OpenCDA

June 21, 2016

Corrupt Congressman Uses Non-Profits and Charities to Launder Money

Filed under: Probable Cause — Tags: — Bill @ 4:36 pm

Chaka_Fattah_official_House_photo2Corrupt Pennsylvania Congressman Chaka Fattah, Sr. is likely going to be headed to a federal prison after being convicted of participating in a racketeering conspiracy, conspiracy to commit bribery, bribery, conspiracy to commit wire fraud, conspiracy to commit honest services fraud, mail fraud, money laundering conspiracy, money laundering, bank fraud, false statements to a financial institution, six counts of mail fraud, and five counts of falsification of records.

The scheme Fattah and his co-conspirators cooked up is well-described in the June 21, 2016, press release issued by Zane David Memeger, the US Attorney for the Eastern District of Pennsylvania.

To make it easier to follow, OpenCdA is going to reduce the essence of the press release to several easily-digestible bullet points. 

  • In connection with his failed 2007 campaign to serve as mayor of Philadelphia, Fattah and certain associates borrowed $1 million from a wealthy supporter, and disguised the funds as a loan to a consulting company.
  • After he lost the election, Fattah returned to the donor $400,000 that the campaign had not used, and arranged for Educational Advancement Alliance (EAA), a non-profit entity that he founded and controlled, to repay the remaining $600,000 using charitable and federal grant funds that passed through two other companies, including one run by Brand.   [Translation:  Fattah used EAA as a front to falsely apply for and get charitable and federal grants, then laundered the money through two companies to make it hard to trace.  EAA then used the laundered charitable and federal grant funds to repay the wealthy supporter.]
  • To conceal the contribution and repayment scheme, the defendants and others created sham contracts and made false entries in accounting records, tax returns and campaign finance disclosure statements.
  • Following his defeat in the mayoral election, Fattah sought to extinguish approximately $130,000 in campaign debt owed to a political consultant by agreeing to arrange for the award of federal grant funds to the consultant.
  • Fattah directed the consultant to apply for a $15 million grant (which ultimately he did not receive) on behalf of a then non-existent non-profit entity.  In exchange for Fattah’s efforts to arrange the award of the funds to the non-profit, the consultant agreed to forgive the debt owed by the campaign.

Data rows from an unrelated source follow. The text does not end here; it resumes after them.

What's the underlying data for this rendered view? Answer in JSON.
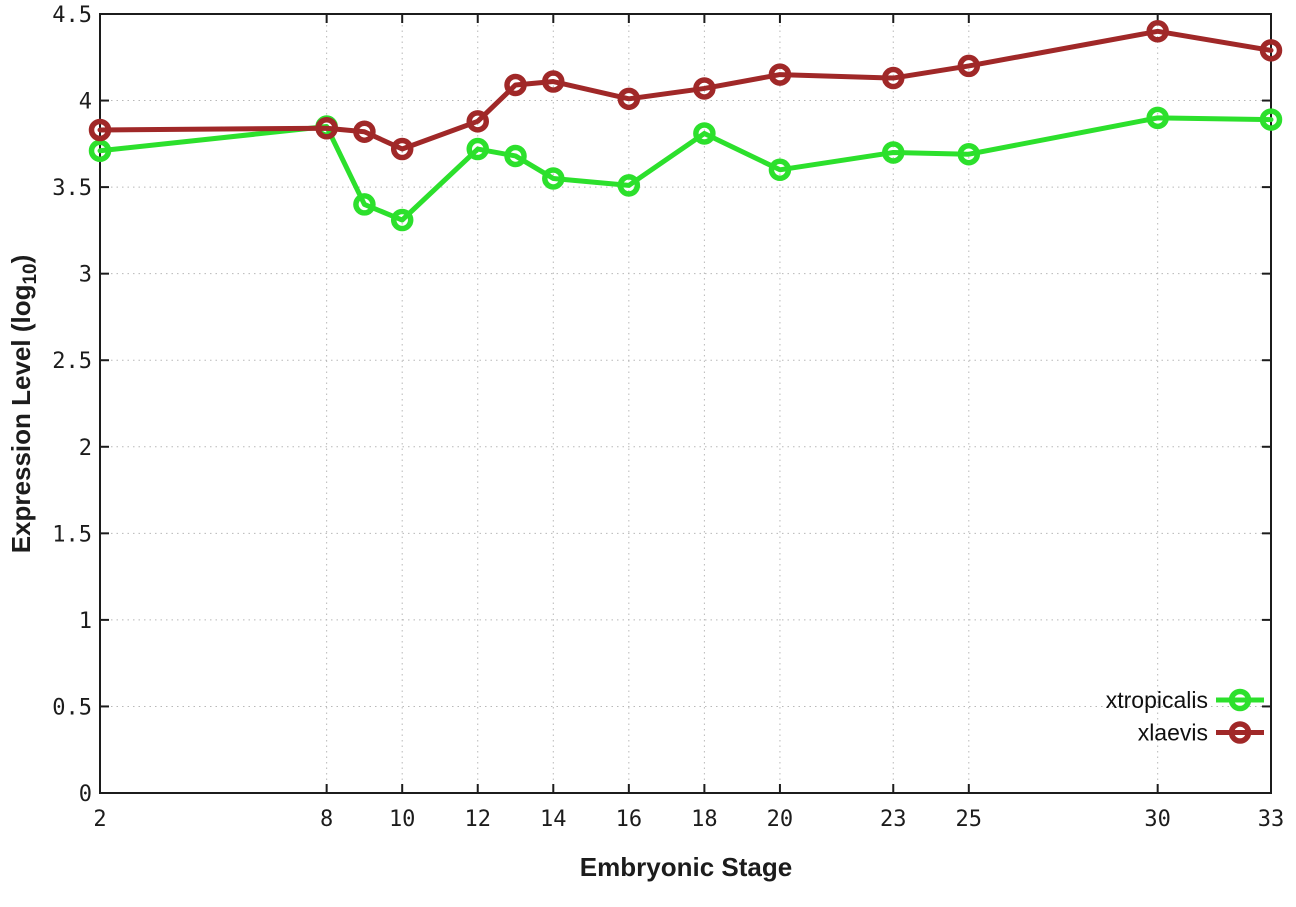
{
  "chart_data": {
    "type": "line",
    "title": "",
    "xlabel": "Embryonic Stage",
    "ylabel": "Expression Level (log10)",
    "ylabel_parts": {
      "prefix": "Expression Level (log",
      "sub": "10",
      "suffix": ")"
    },
    "xlim": [
      2,
      33
    ],
    "ylim": [
      0,
      4.5
    ],
    "grid": true,
    "legend_position": "inside-bottom-right",
    "marker": "open-circle",
    "x": [
      2,
      8,
      9,
      10,
      12,
      13,
      14,
      16,
      18,
      20,
      23,
      25,
      30,
      33
    ],
    "series": [
      {
        "name": "xtropicalis",
        "color": "#2ce02c",
        "values": [
          3.71,
          3.85,
          3.4,
          3.31,
          3.72,
          3.68,
          3.55,
          3.51,
          3.81,
          3.6,
          3.7,
          3.69,
          3.9,
          3.89
        ]
      },
      {
        "name": "xlaevis",
        "color": "#a02828",
        "values": [
          3.83,
          3.84,
          3.82,
          3.72,
          3.88,
          4.09,
          4.11,
          4.01,
          4.07,
          4.15,
          4.13,
          4.2,
          4.4,
          4.29
        ]
      }
    ],
    "xticks": {
      "values": [
        2,
        8,
        10,
        12,
        14,
        16,
        18,
        20,
        23,
        25,
        30,
        33
      ],
      "labels": [
        "2",
        "8",
        "10",
        "12",
        "14",
        "16",
        "18",
        "20",
        "23",
        "25",
        "30",
        "33"
      ]
    },
    "yticks": {
      "values": [
        0,
        0.5,
        1,
        1.5,
        2,
        2.5,
        3,
        3.5,
        4,
        4.5
      ],
      "labels": [
        "0",
        "0.5",
        "1",
        "1.5",
        "2",
        "2.5",
        "3",
        "3.5",
        "4",
        "4.5"
      ]
    },
    "colors": {
      "axis": "#1c1c1c",
      "grid": "#b8b8b8",
      "background": "#ffffff"
    }
  }
}
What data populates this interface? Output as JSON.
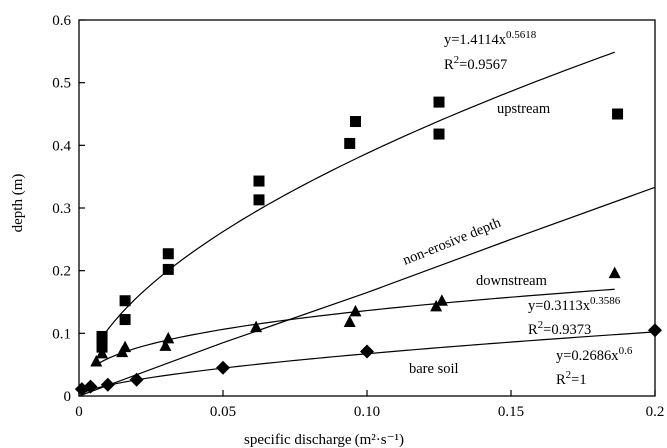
{
  "chart_data": {
    "type": "scatter",
    "title": "",
    "xlabel": "specific discharge",
    "xlabel_unit": "(m²·s⁻¹)",
    "ylabel": "depth (m)",
    "xlim": [
      0,
      0.2
    ],
    "ylim": [
      0,
      0.6
    ],
    "x_ticks": [
      0,
      0.05,
      0.1,
      0.15,
      0.2
    ],
    "x_tick_labels": [
      "0",
      "0.05",
      "0.10",
      "0.15",
      "0.2"
    ],
    "y_ticks": [
      0,
      0.1,
      0.2,
      0.3,
      0.4,
      0.5,
      0.6
    ],
    "y_tick_labels": [
      "0",
      "0.1",
      "0.2",
      "0.3",
      "0.4",
      "0.5",
      "0.6"
    ],
    "grid": false,
    "legend": "none",
    "series": [
      {
        "name": "upstream",
        "marker": "square",
        "color": "#000000",
        "points": [
          [
            0.008,
            0.095
          ],
          [
            0.008,
            0.09
          ],
          [
            0.008,
            0.078
          ],
          [
            0.016,
            0.152
          ],
          [
            0.016,
            0.122
          ],
          [
            0.031,
            0.227
          ],
          [
            0.031,
            0.202
          ],
          [
            0.0625,
            0.343
          ],
          [
            0.0625,
            0.313
          ],
          [
            0.094,
            0.403
          ],
          [
            0.096,
            0.438
          ],
          [
            0.125,
            0.469
          ],
          [
            0.125,
            0.418
          ],
          [
            0.187,
            0.45
          ]
        ],
        "fit": {
          "a": 1.4114,
          "b": 0.5618,
          "r2": 0.9567
        }
      },
      {
        "name": "downstream",
        "marker": "triangle",
        "color": "#000000",
        "points": [
          [
            0.006,
            0.055
          ],
          [
            0.008,
            0.068
          ],
          [
            0.015,
            0.07
          ],
          [
            0.016,
            0.078
          ],
          [
            0.03,
            0.08
          ],
          [
            0.031,
            0.092
          ],
          [
            0.0615,
            0.11
          ],
          [
            0.094,
            0.118
          ],
          [
            0.096,
            0.135
          ],
          [
            0.124,
            0.143
          ],
          [
            0.126,
            0.152
          ],
          [
            0.186,
            0.196
          ]
        ],
        "fit": {
          "a": 0.3113,
          "b": 0.3586,
          "r2": 0.9373
        }
      },
      {
        "name": "bare soil",
        "marker": "diamond",
        "color": "#000000",
        "points": [
          [
            0.001,
            0.011
          ],
          [
            0.004,
            0.015
          ],
          [
            0.01,
            0.018
          ],
          [
            0.02,
            0.026
          ],
          [
            0.05,
            0.045
          ],
          [
            0.1,
            0.071
          ],
          [
            0.2,
            0.105
          ]
        ],
        "fit": {
          "a": 0.2686,
          "b": 0.6,
          "r2": 1
        }
      },
      {
        "name": "non-erosive depth",
        "marker": "none",
        "color": "#000000",
        "line": [
          [
            0.0,
            0.0
          ],
          [
            0.05,
            0.085
          ],
          [
            0.1,
            0.165
          ],
          [
            0.15,
            0.25
          ],
          [
            0.2,
            0.333
          ]
        ]
      }
    ],
    "annotations": {
      "upstream_eq": "y=1.4114x",
      "upstream_exp": "0.5618",
      "upstream_r2": "R",
      "upstream_r2_val": "=0.9567",
      "upstream_label": "upstream",
      "non_erosive_label": "non-erosive depth",
      "downstream_label": "downstream",
      "downstream_eq": "y=0.3113x",
      "downstream_exp": "0.3586",
      "downstream_r2": "R",
      "downstream_r2_val": "=0.9373",
      "bare_eq": "y=0.2686x",
      "bare_exp": "0.6",
      "bare_r2": "R",
      "bare_r2_val": "=1",
      "bare_label": "bare soil",
      "sq": "2"
    }
  }
}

The takeaway from these bullet points is that a corrupt US Congressman (through his front organization EAA) falsely applied for and received charitable and federal grant money to fund his political campaign.

The rest of the crimes Fattah and his fellow RICO-lytes committed were pretty much straightforward bribery and influence peddling.

It’s also interesting to see that in addition to the usual federal agencies (FBI and IRS-Criminal Investigations), this investigation also involved the Department of Justice Office of the Inspector General, the NASA Office of Inspector General and the Department of Commerce Office of Inspector General.

Why involve the IGs?  Fattah fraudulently filched federal funds.  Fraud, waste, abuse, and mismangement of federal grants administered by their respective agencies brings the IGs into the picture.

Apparently Chaka Fattah, Sr., believes corruption is a family business.  On November 5, 2015, a federal jury found his son, Chaka Fattah, Jr., guilty of bank fraud; making false statements to banks to obtain loans; making false statements to banks and the Small Business Administration to settle loans for less than what was owed; filing false federal income tax returns for tax years 2005, 2006, and 2008; failing to pay federal income tax; wire fraud; and theft from a program receiving federal funds.  On February 2, 2016, Chaka Fattah, Jr., was sentenced to five years in federal prison for 22 counts which included fraud and tax charges.